In the hall, she saw her grandmother talking to Andrew. She was saying, ‘Well, it’s up to you now, Andrew,’ and the young fellow replied, ‘Yes, Mrs Funnell, I know that, and I won’t let you down.’
In spite of the life she had experienced with Len and what he had aimed to do to Henry she felt a spurt of deep anger on his account. If only her grandmother had spoken to him like that from the beginning, how different things might have been. And there entered her mind a faint suspicion of her young son-in-law’s motives. Looking at him now, she thought he was too pleasant to be genuine. And what was more, why wasn’t he at work with the rest of the men?
Andrew smiled at her, nodded, then turned away. And her grandmother said, ‘Where are you off to? It’s raining.’
‘I know that.’
The old woman looked her up and down, saying now, ‘You’ve quickly shed your black.’
‘For God’s sake! Gran, don’t be a hypocrite.’

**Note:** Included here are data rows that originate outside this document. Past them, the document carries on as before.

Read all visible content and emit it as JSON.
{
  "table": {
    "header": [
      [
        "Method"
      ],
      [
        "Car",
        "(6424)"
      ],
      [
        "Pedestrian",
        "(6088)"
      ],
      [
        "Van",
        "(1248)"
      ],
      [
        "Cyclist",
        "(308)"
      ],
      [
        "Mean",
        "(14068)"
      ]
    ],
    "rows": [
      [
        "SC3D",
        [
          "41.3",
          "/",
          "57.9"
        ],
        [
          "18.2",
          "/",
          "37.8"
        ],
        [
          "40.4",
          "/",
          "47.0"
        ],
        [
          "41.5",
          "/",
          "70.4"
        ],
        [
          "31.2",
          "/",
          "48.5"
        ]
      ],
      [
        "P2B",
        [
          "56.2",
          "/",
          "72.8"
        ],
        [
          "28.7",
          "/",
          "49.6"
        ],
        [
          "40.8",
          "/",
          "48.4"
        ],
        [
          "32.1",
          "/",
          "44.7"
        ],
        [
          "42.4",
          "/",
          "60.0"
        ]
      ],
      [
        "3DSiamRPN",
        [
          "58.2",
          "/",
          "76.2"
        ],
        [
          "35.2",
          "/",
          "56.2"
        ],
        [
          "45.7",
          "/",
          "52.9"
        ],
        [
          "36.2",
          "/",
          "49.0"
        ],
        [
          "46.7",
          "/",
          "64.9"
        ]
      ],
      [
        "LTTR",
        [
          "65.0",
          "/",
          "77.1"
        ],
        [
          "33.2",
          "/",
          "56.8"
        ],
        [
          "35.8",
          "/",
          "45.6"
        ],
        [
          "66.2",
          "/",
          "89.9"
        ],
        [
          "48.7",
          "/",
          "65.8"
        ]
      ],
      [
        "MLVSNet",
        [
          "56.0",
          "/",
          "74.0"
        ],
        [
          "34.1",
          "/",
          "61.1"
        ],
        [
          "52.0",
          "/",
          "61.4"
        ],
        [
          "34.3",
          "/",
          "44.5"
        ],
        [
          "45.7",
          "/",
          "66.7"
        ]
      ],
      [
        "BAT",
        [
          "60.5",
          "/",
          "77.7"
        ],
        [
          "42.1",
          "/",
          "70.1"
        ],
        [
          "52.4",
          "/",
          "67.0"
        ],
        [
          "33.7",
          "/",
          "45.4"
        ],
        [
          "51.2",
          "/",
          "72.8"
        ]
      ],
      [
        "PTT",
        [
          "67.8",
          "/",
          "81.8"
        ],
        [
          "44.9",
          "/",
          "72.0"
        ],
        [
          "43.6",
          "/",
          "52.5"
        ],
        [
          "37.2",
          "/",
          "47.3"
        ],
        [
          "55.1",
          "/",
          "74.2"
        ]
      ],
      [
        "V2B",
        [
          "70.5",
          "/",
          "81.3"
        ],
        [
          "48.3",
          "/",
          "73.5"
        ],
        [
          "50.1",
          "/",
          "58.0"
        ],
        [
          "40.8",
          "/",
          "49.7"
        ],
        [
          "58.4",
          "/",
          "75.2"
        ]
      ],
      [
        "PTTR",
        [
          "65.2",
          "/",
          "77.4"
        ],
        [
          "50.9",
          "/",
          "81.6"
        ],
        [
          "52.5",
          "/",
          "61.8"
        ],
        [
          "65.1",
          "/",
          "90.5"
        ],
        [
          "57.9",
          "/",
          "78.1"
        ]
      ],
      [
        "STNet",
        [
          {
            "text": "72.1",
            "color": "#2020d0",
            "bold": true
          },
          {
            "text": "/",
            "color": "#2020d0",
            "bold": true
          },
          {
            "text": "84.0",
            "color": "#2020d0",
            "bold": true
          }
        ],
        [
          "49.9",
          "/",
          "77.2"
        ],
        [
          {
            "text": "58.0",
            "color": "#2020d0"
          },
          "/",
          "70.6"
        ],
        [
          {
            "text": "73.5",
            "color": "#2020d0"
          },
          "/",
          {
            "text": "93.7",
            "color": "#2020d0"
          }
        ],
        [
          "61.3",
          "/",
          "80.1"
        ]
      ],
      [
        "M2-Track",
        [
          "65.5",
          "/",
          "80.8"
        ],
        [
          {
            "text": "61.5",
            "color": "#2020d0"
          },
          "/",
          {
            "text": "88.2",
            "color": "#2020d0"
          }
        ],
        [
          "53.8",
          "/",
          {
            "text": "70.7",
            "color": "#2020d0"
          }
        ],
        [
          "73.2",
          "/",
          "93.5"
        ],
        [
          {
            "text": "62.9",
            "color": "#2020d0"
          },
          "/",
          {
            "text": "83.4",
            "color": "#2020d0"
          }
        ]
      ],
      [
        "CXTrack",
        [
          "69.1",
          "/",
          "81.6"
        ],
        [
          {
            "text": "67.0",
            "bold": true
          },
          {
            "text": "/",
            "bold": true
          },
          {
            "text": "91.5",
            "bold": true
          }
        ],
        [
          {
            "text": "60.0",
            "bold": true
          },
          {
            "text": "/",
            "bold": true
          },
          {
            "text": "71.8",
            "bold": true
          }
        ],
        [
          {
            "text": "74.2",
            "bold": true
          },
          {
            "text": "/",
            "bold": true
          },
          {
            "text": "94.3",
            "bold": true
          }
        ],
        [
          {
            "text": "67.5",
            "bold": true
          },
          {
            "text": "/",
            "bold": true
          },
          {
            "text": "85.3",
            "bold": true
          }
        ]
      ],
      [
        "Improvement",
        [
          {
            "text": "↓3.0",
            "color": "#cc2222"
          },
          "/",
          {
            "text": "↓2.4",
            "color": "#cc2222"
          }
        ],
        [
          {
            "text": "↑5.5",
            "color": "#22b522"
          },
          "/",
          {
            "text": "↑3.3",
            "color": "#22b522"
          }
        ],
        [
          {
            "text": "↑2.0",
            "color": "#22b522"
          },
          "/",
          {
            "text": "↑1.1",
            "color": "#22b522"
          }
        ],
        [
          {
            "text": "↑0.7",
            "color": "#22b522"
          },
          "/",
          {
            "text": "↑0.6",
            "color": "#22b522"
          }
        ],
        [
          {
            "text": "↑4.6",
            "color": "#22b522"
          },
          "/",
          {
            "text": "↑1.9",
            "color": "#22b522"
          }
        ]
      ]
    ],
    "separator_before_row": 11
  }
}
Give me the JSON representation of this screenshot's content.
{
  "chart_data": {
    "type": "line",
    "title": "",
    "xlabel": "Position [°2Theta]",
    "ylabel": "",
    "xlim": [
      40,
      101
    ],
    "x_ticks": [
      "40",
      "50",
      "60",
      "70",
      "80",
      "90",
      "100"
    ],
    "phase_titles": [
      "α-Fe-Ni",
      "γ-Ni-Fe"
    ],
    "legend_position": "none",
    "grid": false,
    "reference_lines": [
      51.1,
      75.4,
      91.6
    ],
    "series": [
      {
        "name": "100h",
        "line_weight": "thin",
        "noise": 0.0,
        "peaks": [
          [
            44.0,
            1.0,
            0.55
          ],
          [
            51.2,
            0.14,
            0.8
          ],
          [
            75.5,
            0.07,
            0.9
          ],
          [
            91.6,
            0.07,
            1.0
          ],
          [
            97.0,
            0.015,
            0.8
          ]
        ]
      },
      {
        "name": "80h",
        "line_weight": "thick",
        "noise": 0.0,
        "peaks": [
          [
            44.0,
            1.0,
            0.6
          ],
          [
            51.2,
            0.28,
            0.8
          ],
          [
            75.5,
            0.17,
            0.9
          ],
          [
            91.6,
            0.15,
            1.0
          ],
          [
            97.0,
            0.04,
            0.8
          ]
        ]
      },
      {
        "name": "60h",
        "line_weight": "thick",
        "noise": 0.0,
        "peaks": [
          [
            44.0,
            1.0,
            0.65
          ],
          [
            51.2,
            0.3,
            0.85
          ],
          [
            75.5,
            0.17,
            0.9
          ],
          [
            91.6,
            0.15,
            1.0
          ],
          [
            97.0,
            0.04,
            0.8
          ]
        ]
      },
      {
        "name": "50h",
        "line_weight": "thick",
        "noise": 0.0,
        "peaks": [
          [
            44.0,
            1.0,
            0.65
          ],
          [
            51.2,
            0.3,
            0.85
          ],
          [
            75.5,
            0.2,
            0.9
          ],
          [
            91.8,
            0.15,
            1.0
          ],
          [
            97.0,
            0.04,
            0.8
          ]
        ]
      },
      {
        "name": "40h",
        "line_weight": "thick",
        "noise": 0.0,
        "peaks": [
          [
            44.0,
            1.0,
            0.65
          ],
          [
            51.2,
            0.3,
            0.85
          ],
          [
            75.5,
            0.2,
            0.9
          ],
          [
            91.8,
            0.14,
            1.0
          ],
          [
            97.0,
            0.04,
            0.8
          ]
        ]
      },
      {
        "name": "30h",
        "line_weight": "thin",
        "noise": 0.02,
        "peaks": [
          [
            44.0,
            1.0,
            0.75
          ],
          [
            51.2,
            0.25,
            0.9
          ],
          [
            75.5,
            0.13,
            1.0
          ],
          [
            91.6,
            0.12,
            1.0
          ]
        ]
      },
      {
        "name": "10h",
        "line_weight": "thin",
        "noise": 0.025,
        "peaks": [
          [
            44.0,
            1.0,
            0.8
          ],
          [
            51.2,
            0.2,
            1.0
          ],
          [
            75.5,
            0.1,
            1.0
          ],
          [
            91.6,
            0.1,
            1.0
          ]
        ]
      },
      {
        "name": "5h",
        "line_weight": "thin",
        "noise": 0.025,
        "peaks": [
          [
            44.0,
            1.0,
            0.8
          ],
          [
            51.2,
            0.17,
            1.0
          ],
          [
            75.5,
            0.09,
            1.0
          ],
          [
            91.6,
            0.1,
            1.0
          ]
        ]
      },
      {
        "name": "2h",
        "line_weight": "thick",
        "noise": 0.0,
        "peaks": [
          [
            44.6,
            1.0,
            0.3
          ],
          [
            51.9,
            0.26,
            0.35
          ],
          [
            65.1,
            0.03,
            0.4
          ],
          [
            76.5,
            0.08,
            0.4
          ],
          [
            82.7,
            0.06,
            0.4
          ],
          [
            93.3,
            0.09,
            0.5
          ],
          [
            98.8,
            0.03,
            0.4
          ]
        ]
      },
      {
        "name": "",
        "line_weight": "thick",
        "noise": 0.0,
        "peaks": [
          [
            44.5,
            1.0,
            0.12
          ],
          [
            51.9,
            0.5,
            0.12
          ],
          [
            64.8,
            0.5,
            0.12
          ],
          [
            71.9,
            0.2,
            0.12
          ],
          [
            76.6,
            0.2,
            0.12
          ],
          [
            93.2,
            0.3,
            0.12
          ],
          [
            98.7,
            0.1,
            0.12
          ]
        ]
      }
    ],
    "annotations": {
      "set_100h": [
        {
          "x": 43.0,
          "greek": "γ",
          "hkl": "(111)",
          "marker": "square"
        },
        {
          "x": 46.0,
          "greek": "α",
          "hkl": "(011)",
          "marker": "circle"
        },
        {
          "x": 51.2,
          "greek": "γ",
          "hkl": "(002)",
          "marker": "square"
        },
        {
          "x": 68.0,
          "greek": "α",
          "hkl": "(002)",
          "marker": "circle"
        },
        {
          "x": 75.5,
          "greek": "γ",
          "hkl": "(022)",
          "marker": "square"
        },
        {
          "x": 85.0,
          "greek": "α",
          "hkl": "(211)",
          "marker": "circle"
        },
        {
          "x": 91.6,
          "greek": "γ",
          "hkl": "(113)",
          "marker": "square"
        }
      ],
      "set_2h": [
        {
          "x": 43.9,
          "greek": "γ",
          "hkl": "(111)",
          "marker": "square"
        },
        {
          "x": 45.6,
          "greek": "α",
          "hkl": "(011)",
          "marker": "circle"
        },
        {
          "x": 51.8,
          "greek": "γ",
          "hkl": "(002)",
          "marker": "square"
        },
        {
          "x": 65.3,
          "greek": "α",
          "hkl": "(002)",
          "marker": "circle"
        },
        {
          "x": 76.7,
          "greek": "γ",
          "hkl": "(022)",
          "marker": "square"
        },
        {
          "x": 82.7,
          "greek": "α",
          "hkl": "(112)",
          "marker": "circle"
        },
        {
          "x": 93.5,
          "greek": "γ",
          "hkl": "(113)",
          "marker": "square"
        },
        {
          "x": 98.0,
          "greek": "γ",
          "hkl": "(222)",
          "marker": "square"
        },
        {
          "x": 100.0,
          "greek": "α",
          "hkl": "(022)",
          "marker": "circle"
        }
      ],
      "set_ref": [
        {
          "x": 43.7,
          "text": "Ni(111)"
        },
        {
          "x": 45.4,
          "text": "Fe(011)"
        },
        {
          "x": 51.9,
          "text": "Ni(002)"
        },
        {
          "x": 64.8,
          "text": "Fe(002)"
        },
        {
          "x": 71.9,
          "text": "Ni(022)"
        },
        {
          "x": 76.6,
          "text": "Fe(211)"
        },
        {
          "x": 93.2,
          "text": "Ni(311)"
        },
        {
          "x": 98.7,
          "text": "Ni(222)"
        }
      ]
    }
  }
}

‘Lizzie! Lizzie! Now you be careful.’
‘Well, you are, you are. You loathed him. You’re glad he’s dead. And, oh yes, yes, yes’—her head was bobbing now—‘you’re not the only one. But to chide me because I’m not keeping in mourning to portray my loss is…well—’ She made a scornful motion with her hand, then opened the door, bringing forth the immediate reaction of, ‘May I ask where you’re off to?’ from her grandmother.
‘Yes, you may, Gran, I’m off to the hospital. And I may have news for you when I come back. But I don’t know what time that’ll be, so I’d keep awake.’